In house vs outsourcing: what video production model is right for you?

As a business, how do you resource your video production? Do you take an ad-hoc DIY approach, commission videos from a production company or is your approach a mixture of the two?

When it comes to making business video, there’s no right way to go.

What works best for one business is different for another, but your decision will likely be determined by time, resources and budget.

Don’t make a choice based purely on the cash factor; external production doesn’t have to cost an arm and a leg AND even if you create video internally “for free”, something else in the business has to give, so there is an indirect cost.


Making low-fi video in-house is a relatively easy and affordable way to start experimenting with business video. And smartphone cameras make it an achievable proposition on a next top nothing budget.

But the quality of output relies on identifying someone in your team with basic video making skills or a willingness to up-skill.

There are many free or low cost resources available – music, software and stock footage. And a plethora of DIY video-making apps (eg Promo, Slid-ly, Powtoon) to make the process easier.

The result will be simple no-frills video produced relatively quickly.

This model produces videos such as selfie-style vlogs (great for email videos) and event highlights.

As the skill and confidence of your team improves, you can record simple interviews with staff and customers, highlights of events and product demonstrations.


This is an option that suits a business where budgets are limited and where retaining creative control and oversight is key. Your team understands your brand intimately and production can be absorbed into existing workflows.


Success with this option is dependent on the equipment, skill level and focus of staff.

Everything thinks they can do video – but it is far more than a point and shoot option. You’ll want a level of quality that matches your brand image.

Plus video making – particularly editing – is a big time suck so balance this with the loss of productivity in other areas by staff.

As production increases, so does the potential disruption. Balance this with limited production capability, lack of space to film and inward-focused creativity and it may be time to weigh up moving into a different model.


This is an option for businesses wanting to increase the quality or quantity of their video output, and when your team reach a creative road block.

Outsourcing works best when specialised equipment (drone or underwater gear) or production and digital skills are needed.

It’s a sensible option when delivery date is key and your team are short on time. An actual allotted budget is vital.
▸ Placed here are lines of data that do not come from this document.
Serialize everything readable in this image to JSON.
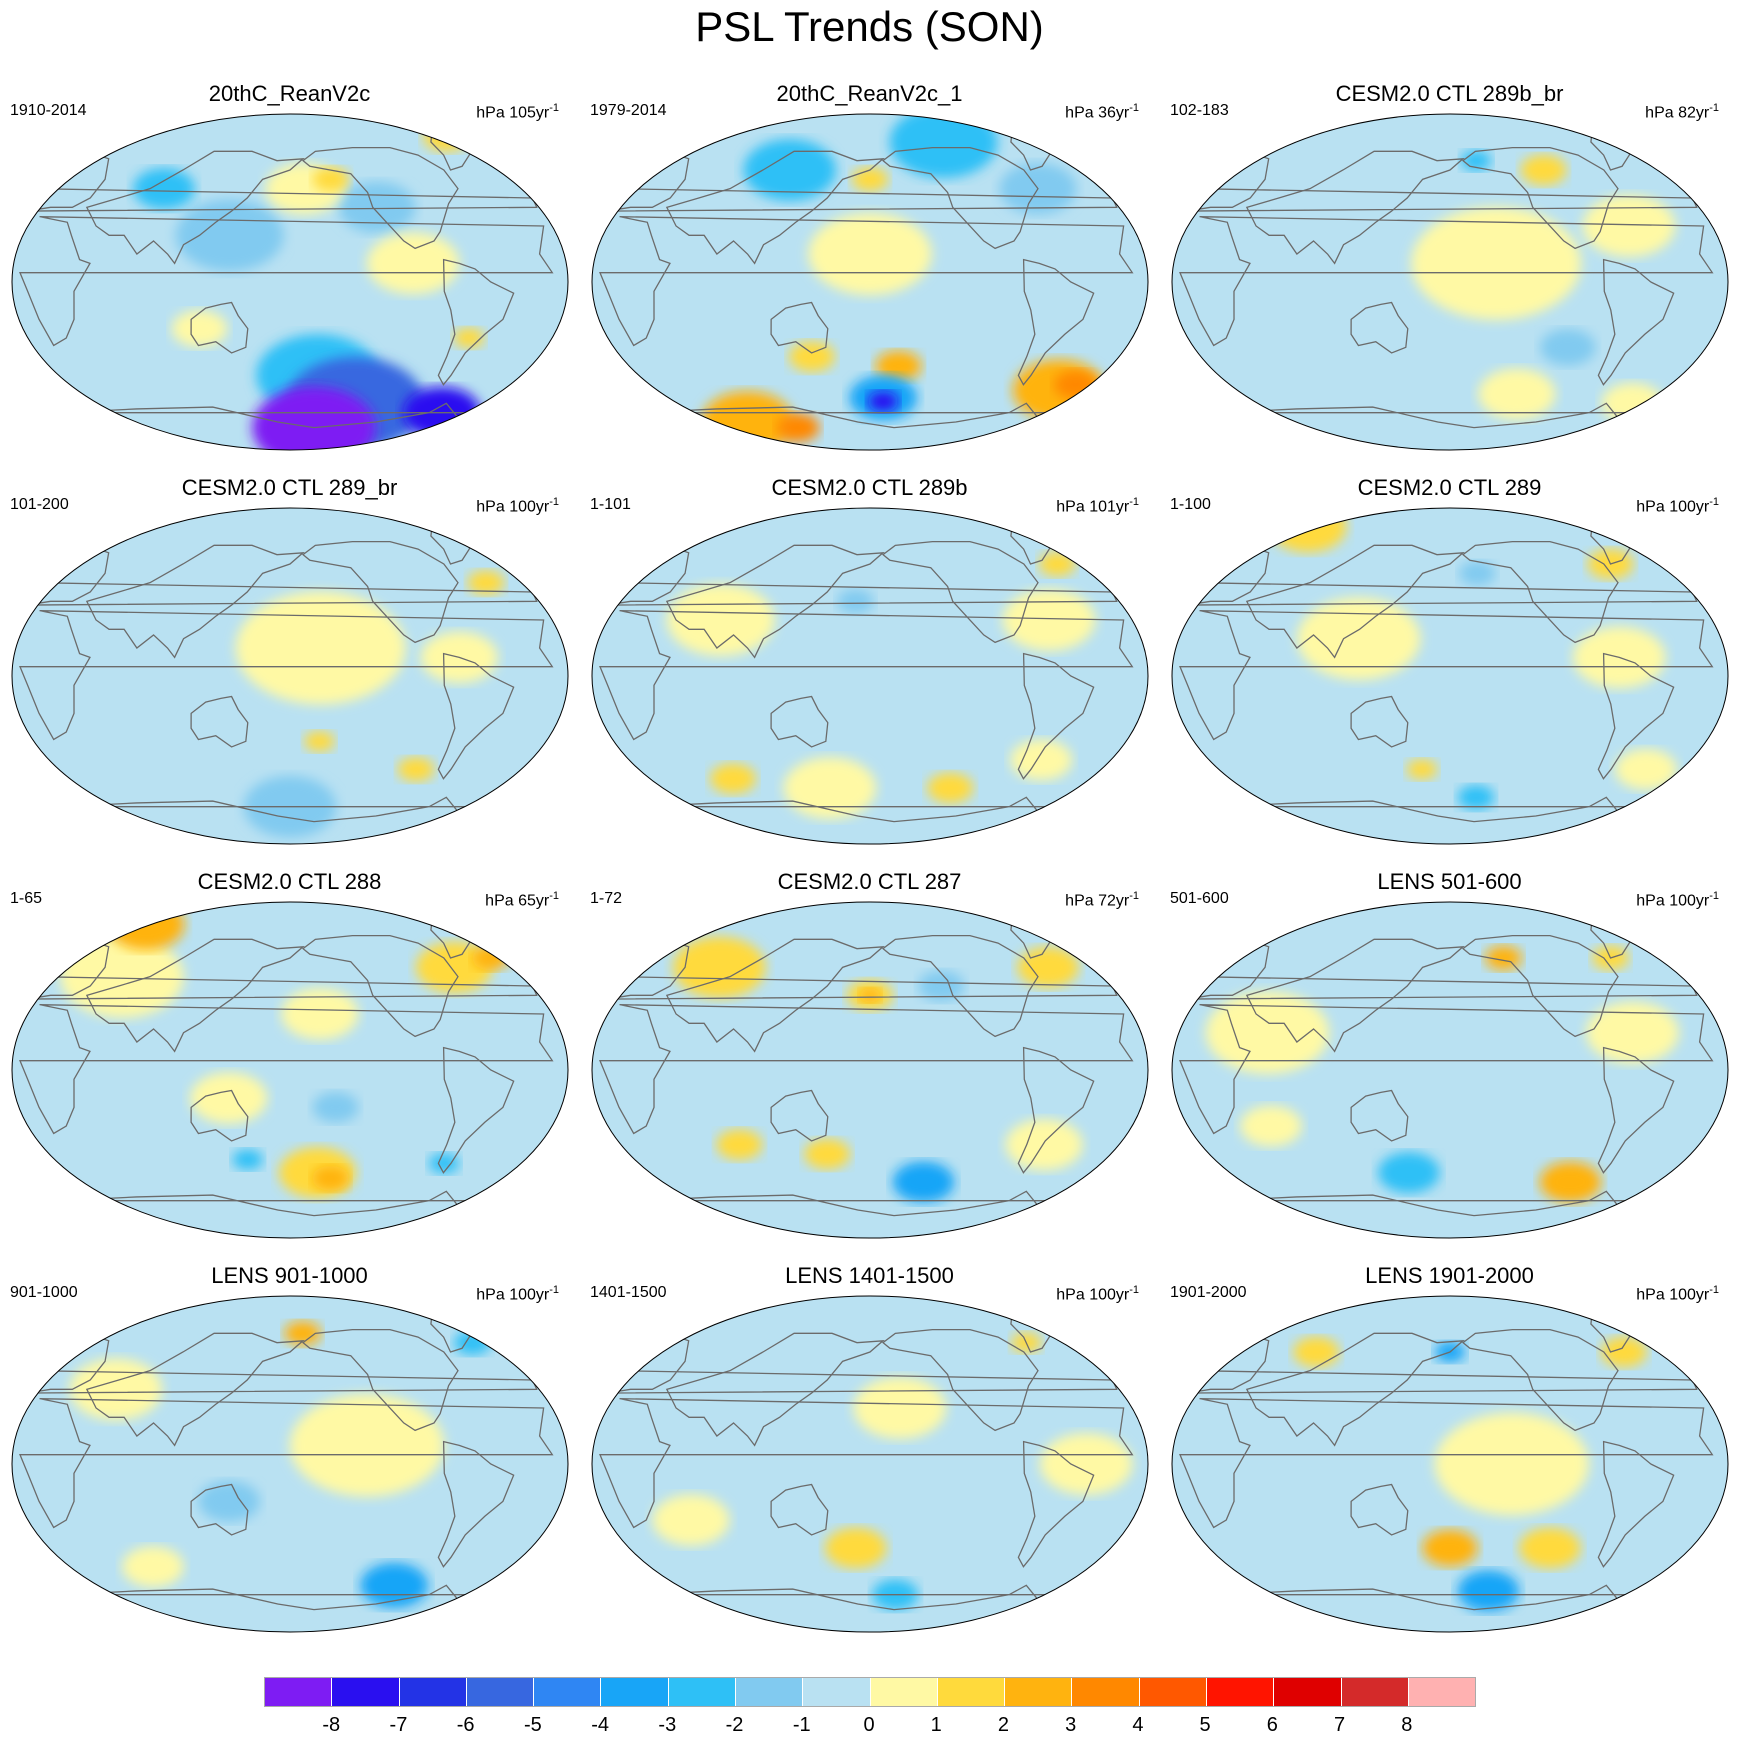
{
  "title": "PSL Trends (SON)",
  "colorbar": {
    "colors": [
      "#7e1cf3",
      "#2a0ff0",
      "#2333e6",
      "#3767e0",
      "#2f86f3",
      "#18a5f7",
      "#2ec0f6",
      "#81caf0",
      "#b9e1f2",
      "#fff9a4",
      "#ffda3c",
      "#ffb30f",
      "#ff8800",
      "#ff5800",
      "#ff1400",
      "#df0000",
      "#d42a2a",
      "#ffb1b1"
    ],
    "labels": [
      "-8",
      "-7",
      "-6",
      "-5",
      "-4",
      "-3",
      "-2",
      "-1",
      "0",
      "1",
      "2",
      "3",
      "4",
      "5",
      "6",
      "7",
      "8"
    ]
  },
  "panels": [
    {
      "title": "20thC_ReanV2c",
      "period": "1910-2014",
      "units": "hPa 105yr",
      "units_sup": "-1",
      "blobs": [
        {
          "c": -1,
          "lon": 140,
          "lat": 25,
          "r": 35
        },
        {
          "c": -1,
          "lon": 240,
          "lat": 40,
          "r": 25
        },
        {
          "c": 1,
          "lon": 190,
          "lat": 50,
          "r": 25
        },
        {
          "c": 2,
          "lon": 210,
          "lat": 55,
          "r": 12
        },
        {
          "c": 2,
          "lon": 310,
          "lat": 78,
          "r": 15
        },
        {
          "c": -2,
          "lon": 90,
          "lat": 50,
          "r": 20
        },
        {
          "c": 1,
          "lon": 260,
          "lat": 10,
          "r": 30
        },
        {
          "c": 2,
          "lon": 300,
          "lat": -30,
          "r": 10
        },
        {
          "c": 1,
          "lon": 120,
          "lat": -25,
          "r": 18
        },
        {
          "c": -2,
          "lon": 200,
          "lat": -50,
          "r": 40
        },
        {
          "c": -5,
          "lon": 230,
          "lat": -65,
          "r": 45
        },
        {
          "c": -8,
          "lon": 200,
          "lat": -78,
          "r": 40
        },
        {
          "c": -7,
          "lon": 300,
          "lat": -70,
          "r": 25
        }
      ]
    },
    {
      "title": "20thC_ReanV2c_1",
      "period": "1979-2014",
      "units": "hPa 36yr",
      "units_sup": "-1",
      "blobs": [
        {
          "c": -2,
          "lon": 120,
          "lat": 60,
          "r": 30
        },
        {
          "c": -2,
          "lon": 240,
          "lat": 75,
          "r": 35
        },
        {
          "c": 1,
          "lon": 180,
          "lat": 15,
          "r": 40
        },
        {
          "c": 2,
          "lon": 180,
          "lat": 55,
          "r": 12
        },
        {
          "c": -1,
          "lon": 300,
          "lat": 50,
          "r": 25
        },
        {
          "c": 2,
          "lon": 140,
          "lat": -40,
          "r": 15
        },
        {
          "c": 3,
          "lon": 200,
          "lat": -45,
          "r": 15
        },
        {
          "c": -3,
          "lon": 190,
          "lat": -62,
          "r": 22
        },
        {
          "c": -7,
          "lon": 190,
          "lat": -64,
          "r": 10
        },
        {
          "c": 3,
          "lon": 320,
          "lat": -58,
          "r": 30
        },
        {
          "c": 4,
          "lon": 330,
          "lat": -55,
          "r": 14
        },
        {
          "c": 3,
          "lon": 80,
          "lat": -75,
          "r": 30
        },
        {
          "c": 4,
          "lon": 120,
          "lat": -78,
          "r": 14
        }
      ]
    },
    {
      "title": "CESM2.0 CTL 289b_br",
      "period": "102-183",
      "units": "hPa 82yr",
      "units_sup": "-1",
      "blobs": [
        {
          "c": 1,
          "lon": 210,
          "lat": 10,
          "r": 55
        },
        {
          "c": 1,
          "lon": 300,
          "lat": 30,
          "r": 30
        },
        {
          "c": 2,
          "lon": 250,
          "lat": 60,
          "r": 15
        },
        {
          "c": -2,
          "lon": 200,
          "lat": 65,
          "r": 10
        },
        {
          "c": -1,
          "lon": 260,
          "lat": -35,
          "r": 18
        },
        {
          "c": 1,
          "lon": 230,
          "lat": -60,
          "r": 25
        },
        {
          "c": 1,
          "lon": 320,
          "lat": -65,
          "r": 20
        }
      ]
    },
    {
      "title": "CESM2.0 CTL 289_br",
      "period": "101-200",
      "units": "hPa 100yr",
      "units_sup": "-1",
      "blobs": [
        {
          "c": 1,
          "lon": 200,
          "lat": 15,
          "r": 55
        },
        {
          "c": 1,
          "lon": 290,
          "lat": 10,
          "r": 25
        },
        {
          "c": 2,
          "lon": 320,
          "lat": 50,
          "r": 12
        },
        {
          "c": 2,
          "lon": 200,
          "lat": -35,
          "r": 10
        },
        {
          "c": 2,
          "lon": 270,
          "lat": -50,
          "r": 12
        },
        {
          "c": -1,
          "lon": 180,
          "lat": -70,
          "r": 30
        }
      ]
    },
    {
      "title": "CESM2.0 CTL 289b",
      "period": "1-101",
      "units": "hPa 101yr",
      "units_sup": "-1",
      "blobs": [
        {
          "c": 1,
          "lon": 80,
          "lat": 30,
          "r": 35
        },
        {
          "c": 1,
          "lon": 300,
          "lat": 30,
          "r": 30
        },
        {
          "c": 2,
          "lon": 320,
          "lat": 60,
          "r": 12
        },
        {
          "c": -1,
          "lon": 170,
          "lat": 40,
          "r": 12
        },
        {
          "c": 1,
          "lon": 150,
          "lat": -60,
          "r": 30
        },
        {
          "c": 2,
          "lon": 240,
          "lat": -60,
          "r": 15
        },
        {
          "c": 2,
          "lon": 80,
          "lat": -55,
          "r": 15
        },
        {
          "c": 1,
          "lon": 300,
          "lat": -45,
          "r": 20
        }
      ]
    },
    {
      "title": "CESM2.0 CTL 289",
      "period": "1-100",
      "units": "hPa 100yr",
      "units_sup": "-1",
      "blobs": [
        {
          "c": 1,
          "lon": 120,
          "lat": 20,
          "r": 40
        },
        {
          "c": 1,
          "lon": 290,
          "lat": 10,
          "r": 30
        },
        {
          "c": 2,
          "lon": 60,
          "lat": 80,
          "r": 25
        },
        {
          "c": 2,
          "lon": 300,
          "lat": 60,
          "r": 15
        },
        {
          "c": -1,
          "lon": 200,
          "lat": 55,
          "r": 12
        },
        {
          "c": 2,
          "lon": 160,
          "lat": -50,
          "r": 10
        },
        {
          "c": -2,
          "lon": 200,
          "lat": -65,
          "r": 12
        },
        {
          "c": 1,
          "lon": 320,
          "lat": -50,
          "r": 20
        }
      ]
    },
    {
      "title": "CESM2.0 CTL 288",
      "period": "1-65",
      "units": "hPa 65yr",
      "units_sup": "-1",
      "blobs": [
        {
          "c": 1,
          "lon": 60,
          "lat": 50,
          "r": 40
        },
        {
          "c": 3,
          "lon": 60,
          "lat": 78,
          "r": 25
        },
        {
          "c": 2,
          "lon": 300,
          "lat": 55,
          "r": 25
        },
        {
          "c": 3,
          "lon": 330,
          "lat": 60,
          "r": 12
        },
        {
          "c": 1,
          "lon": 200,
          "lat": 30,
          "r": 25
        },
        {
          "c": -1,
          "lon": 210,
          "lat": -20,
          "r": 15
        },
        {
          "c": 1,
          "lon": 140,
          "lat": -15,
          "r": 25
        },
        {
          "c": 2,
          "lon": 200,
          "lat": -55,
          "r": 25
        },
        {
          "c": 3,
          "lon": 210,
          "lat": -58,
          "r": 12
        },
        {
          "c": -2,
          "lon": 150,
          "lat": -48,
          "r": 10
        },
        {
          "c": -2,
          "lon": 290,
          "lat": -50,
          "r": 10
        }
      ]
    },
    {
      "title": "CESM2.0 CTL 287",
      "period": "1-72",
      "units": "hPa 72yr",
      "units_sup": "-1",
      "blobs": [
        {
          "c": 2,
          "lon": 70,
          "lat": 55,
          "r": 30
        },
        {
          "c": 2,
          "lon": 180,
          "lat": 40,
          "r": 15
        },
        {
          "c": 3,
          "lon": 180,
          "lat": 40,
          "r": 7
        },
        {
          "c": 2,
          "lon": 310,
          "lat": 55,
          "r": 20
        },
        {
          "c": -1,
          "lon": 230,
          "lat": 45,
          "r": 15
        },
        {
          "c": 2,
          "lon": 90,
          "lat": -40,
          "r": 15
        },
        {
          "c": 2,
          "lon": 150,
          "lat": -45,
          "r": 15
        },
        {
          "c": -3,
          "lon": 220,
          "lat": -60,
          "r": 20
        },
        {
          "c": 1,
          "lon": 300,
          "lat": -40,
          "r": 25
        }
      ]
    },
    {
      "title": "LENS 501-600",
      "period": "501-600",
      "units": "hPa 100yr",
      "units_sup": "-1",
      "blobs": [
        {
          "c": 1,
          "lon": 60,
          "lat": 20,
          "r": 40
        },
        {
          "c": 1,
          "lon": 300,
          "lat": 20,
          "r": 30
        },
        {
          "c": 3,
          "lon": 220,
          "lat": 60,
          "r": 12
        },
        {
          "c": 2,
          "lon": 300,
          "lat": 60,
          "r": 12
        },
        {
          "c": -2,
          "lon": 150,
          "lat": -55,
          "r": 20
        },
        {
          "c": 3,
          "lon": 270,
          "lat": -60,
          "r": 20
        },
        {
          "c": 1,
          "lon": 60,
          "lat": -30,
          "r": 20
        }
      ]
    },
    {
      "title": "LENS 901-1000",
      "period": "901-1000",
      "units": "hPa 100yr",
      "units_sup": "-1",
      "blobs": [
        {
          "c": 1,
          "lon": 230,
          "lat": 10,
          "r": 50
        },
        {
          "c": 1,
          "lon": 60,
          "lat": 40,
          "r": 30
        },
        {
          "c": 3,
          "lon": 190,
          "lat": 70,
          "r": 12
        },
        {
          "c": -2,
          "lon": 320,
          "lat": 65,
          "r": 12
        },
        {
          "c": -1,
          "lon": 140,
          "lat": -20,
          "r": 20
        },
        {
          "c": -3,
          "lon": 260,
          "lat": -65,
          "r": 22
        },
        {
          "c": 1,
          "lon": 80,
          "lat": -55,
          "r": 20
        }
      ]
    },
    {
      "title": "LENS 1401-1500",
      "period": "1401-1500",
      "units": "hPa 100yr",
      "units_sup": "-1",
      "blobs": [
        {
          "c": 1,
          "lon": 200,
          "lat": 30,
          "r": 30
        },
        {
          "c": 1,
          "lon": 60,
          "lat": -30,
          "r": 25
        },
        {
          "c": 2,
          "lon": 170,
          "lat": -45,
          "r": 20
        },
        {
          "c": 1,
          "lon": 320,
          "lat": 0,
          "r": 30
        },
        {
          "c": -2,
          "lon": 200,
          "lat": -70,
          "r": 15
        },
        {
          "c": 2,
          "lon": 300,
          "lat": 65,
          "r": 10
        }
      ]
    },
    {
      "title": "LENS 1901-2000",
      "period": "1901-2000",
      "units": "hPa 100yr",
      "units_sup": "-1",
      "blobs": [
        {
          "c": 1,
          "lon": 220,
          "lat": 0,
          "r": 50
        },
        {
          "c": 2,
          "lon": 80,
          "lat": 60,
          "r": 15
        },
        {
          "c": 2,
          "lon": 310,
          "lat": 60,
          "r": 15
        },
        {
          "c": -3,
          "lon": 180,
          "lat": 60,
          "r": 10
        },
        {
          "c": 3,
          "lon": 180,
          "lat": -45,
          "r": 18
        },
        {
          "c": 2,
          "lon": 250,
          "lat": -45,
          "r": 20
        },
        {
          "c": -3,
          "lon": 210,
          "lat": -68,
          "r": 20
        }
      ]
    }
  ]
}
The types of video this production model suits, range from brand videos and testimonials to animated explainer videos and videos with motion graphics.

They can include stylised and multi-person interviews, infomercials and advertorials and everything in between.


The advantage of outsourcing, is the access to multi-skilled video specialists

and the full toolkit of technical hardware and software. Creators have a wide frame of reference for ideas and an unbiased view of brand.

It guarantees too that the video or videos will show case your brand, your story, your product or your people in the best possible way.


Naturally the production quality comes at a cost. And whilst it frees up staff from hands-on production, someone will still need to manage and oversee.

This less-hands on approach requires a level of trust that is hard to generate overnight, let alone the challenge of finding a creator who is a right fit for your brand and team.

But as you find your output and budgets rising as the success of your video marketing increases, it might be time to revert to a new and improved in house approach.


When demand for video across all parts of the business is high and continuous, it might be time to initiate in-house production on a more formal level than before

Not only does it make more sense financially, but an ongoing investment enables a video-first approach to all marketing efforts by creating resources and opportunity to generate ongoing and new content.

Hiring specialist production staff will enable you to plan and execute all types of video within sales and marketing functions (prospecting videos, product demonstrations, How tos) and all parts of the business. Recruitment and HR, Media and News, Internal Communications etc.


Having a dedicated video producer to oversee all video gives you the ability to create volume, experiment with ideas and formats as well as introduce time and cost efficiencies. They will know your company systems, processes and brands well and this specialist knowledge will be faster and more efficient for other parts of the business.

You will also be able to create quality video with fast turnaround times and content that can be stored and re-used multiple times later.


Creating an in-house unit will necessitate ongoing personnel costs (Holiday and sick loading, super etc) and capability will be limited by staff budget and capability. You may still have to outsource some skills. The cost of buying and maintaining equipment and space a recurrent cost and technology can fast become redundant. Media management, storage and archiving can be a headache.

Bear in mind, whatever option you choose, it can be a fluid decision. Staff movement, budget changes and upskilling can change out of the blue, and it’s important to regularly review your production model to ensure you are getting the best quality product.